La Macédoine du Nord : l’outsider balkanique à surveiller
Moins évidente, plus dépaysante. La Macédoine du Nord entre dans les radars des vanlifers européens progressivement, et le printemps 2026 semble être le bon moment pour s’y aventurer avant que le bouche-à-oreille fasse son travail.
Ohrid est le clou du spectacle : un lac aux eaux d’un bleu irréel, une vieille ville classée UNESCO avec des églises byzantines cachées dans les ruelles, et une scène locale qui n’a pas encore été formatée pour le tourisme de masse. Le lac lui-même abrite la truite ohridska, espèce endémique qu’on mange grillée avec des herbes dans les petits restaurants au bord de l’eau, pour quelques euros. En mai, les rives sont calmes, les campings ouvrent, les routes de montagne vers les villages perchés ne sont pas encore encombrées.
Le pays demande encore un peu d’adaptabilité, les bornes de vidange pour camping-cars restent rares, les cartes numériques parfois approximatives. Ce n’est pas un défaut, c’est une caractéristique. Les régions qui demandent un effort à apprivoiser sont souvent celles dont on rentre avec les meilleures histoires.

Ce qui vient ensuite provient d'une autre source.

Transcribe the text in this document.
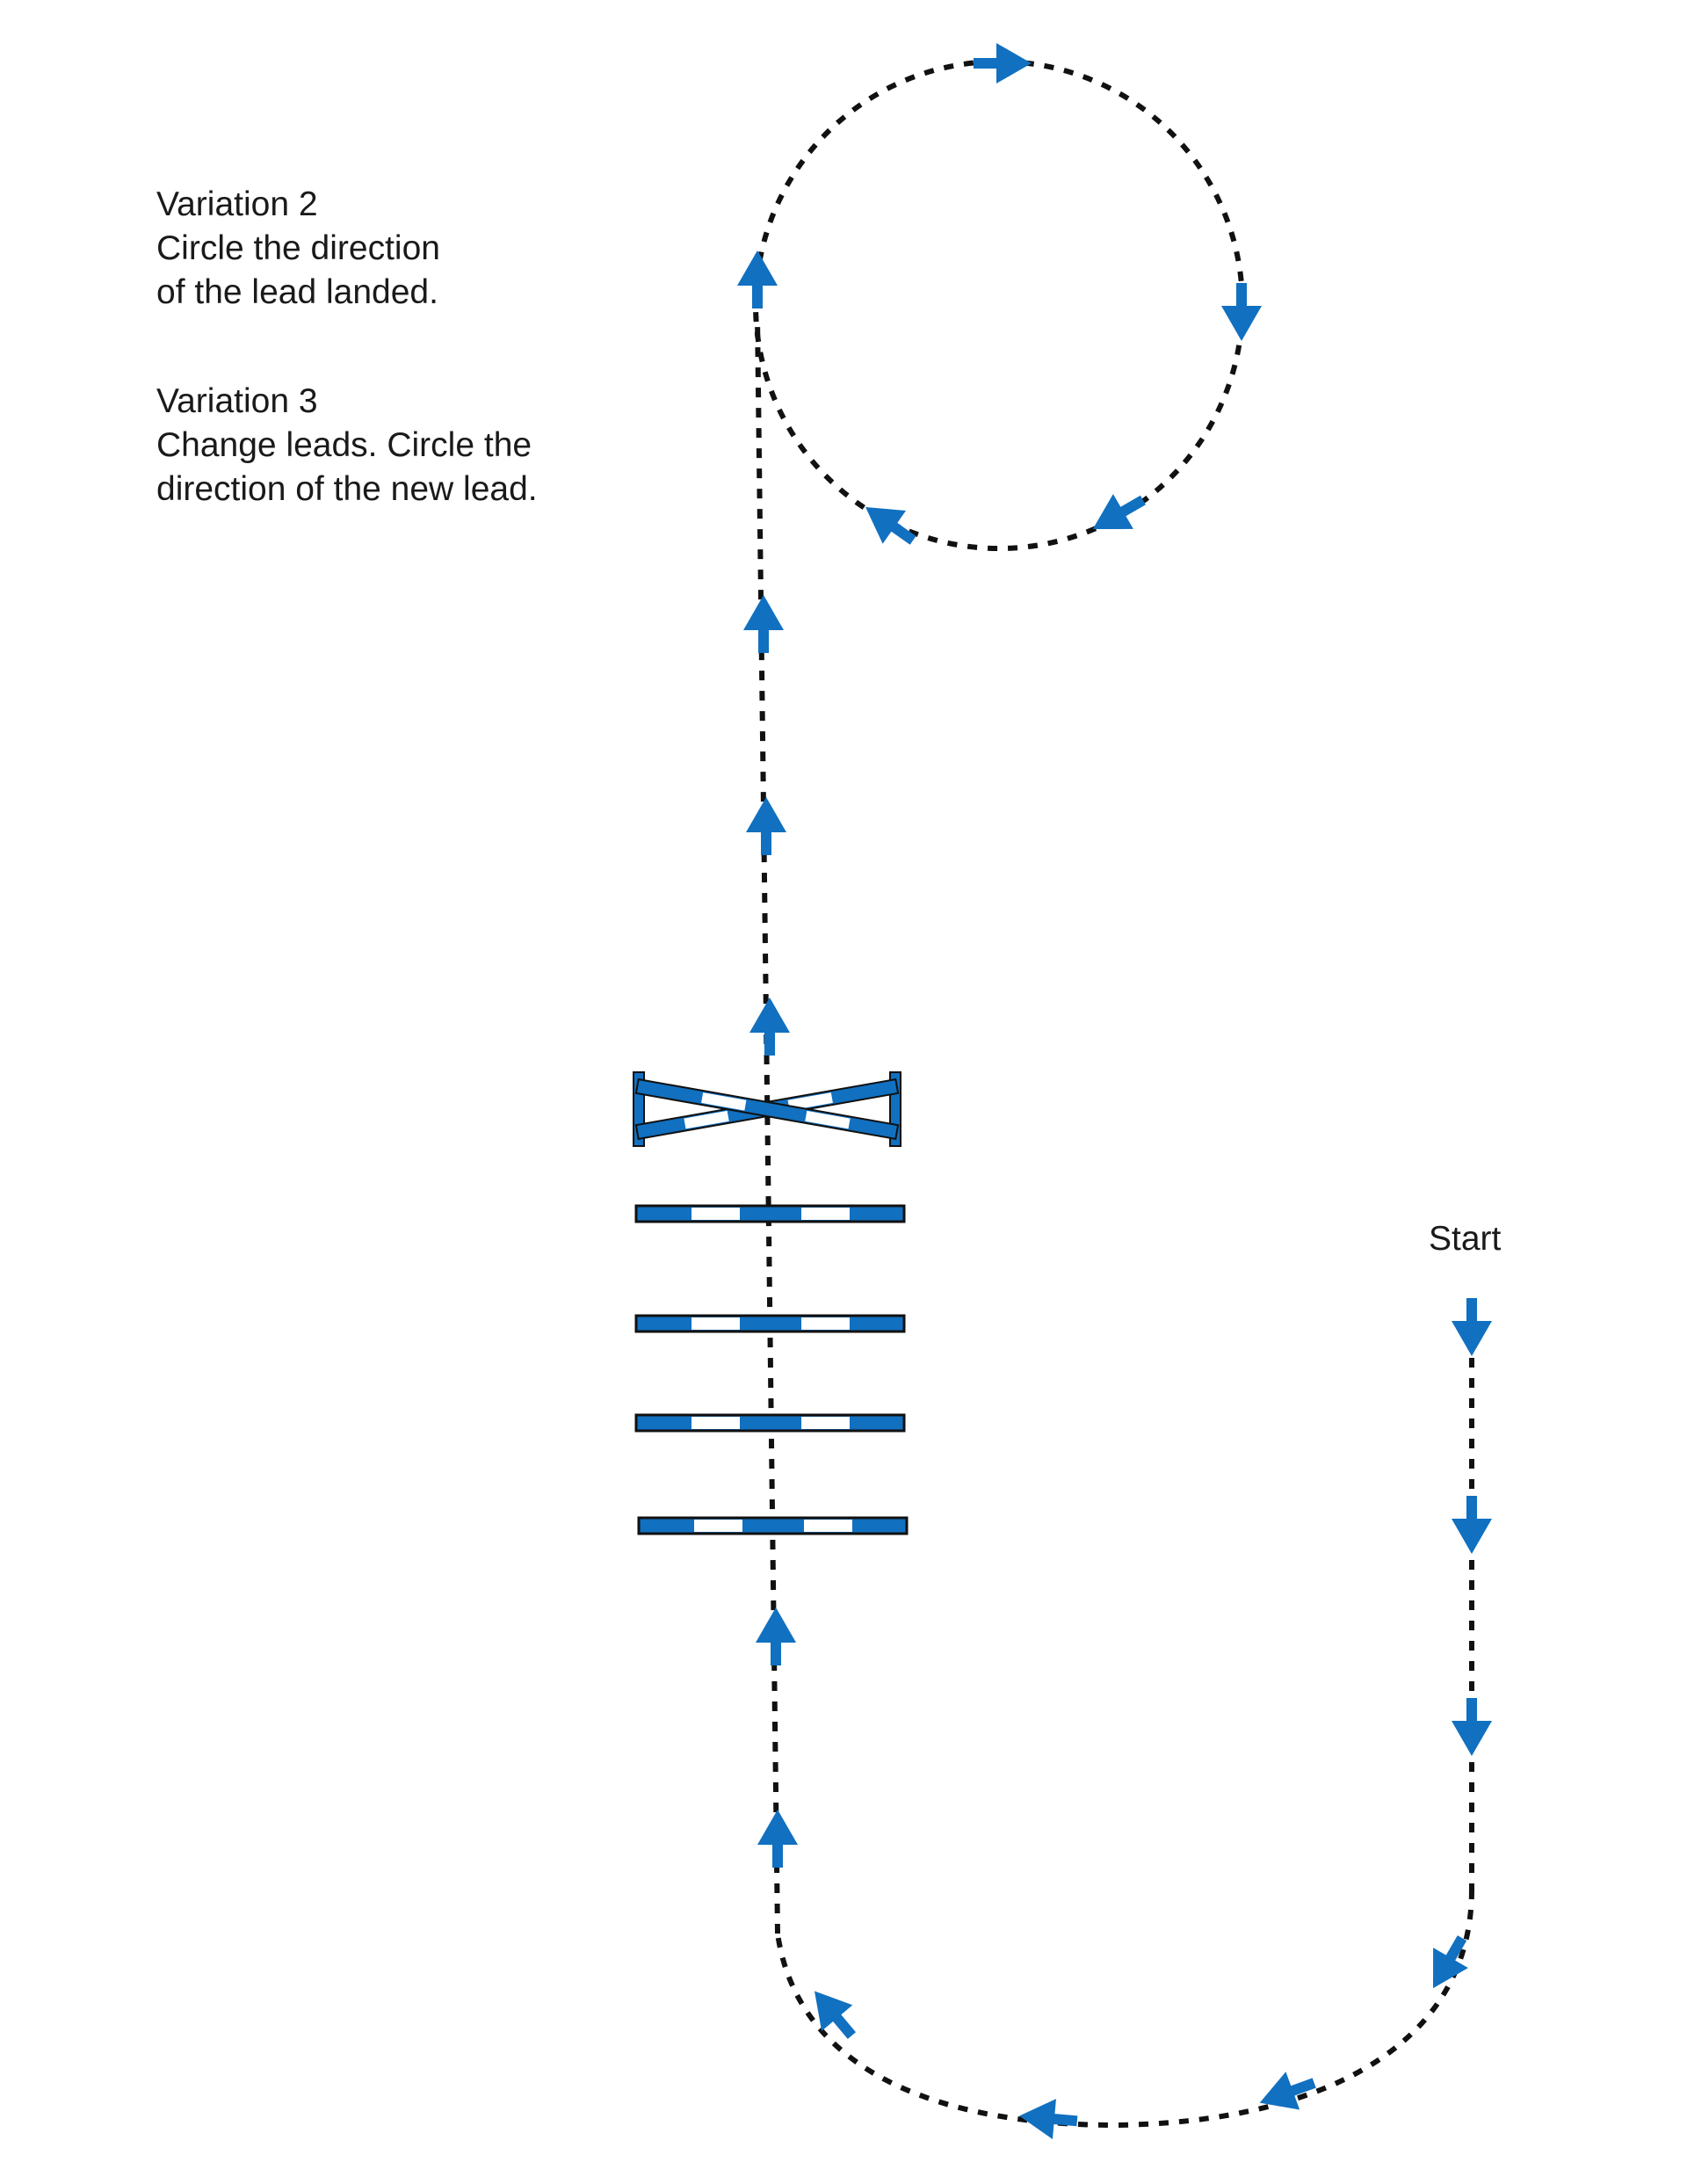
Variation 2

Circle the direction

of the lead landed.

Variation 3

Change leads. Circle the

direction of the new lead.

Start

Reste une question que je pose souvent aux vanlifers aguerris : jusqu’à quand ces coins resteront-ils méconnus ? La viralité des réseaux a réduit à deux ou trois saisons le temps qu’il faut à un “spot secret” pour devenir un cliché. Peut-être que la vraie compétence du van-tripeur moderne, ce n’est plus de trouver les bons endroits, mais d’y aller avant tout le monde. Et ça, le printemps 2026 vous le permet encore.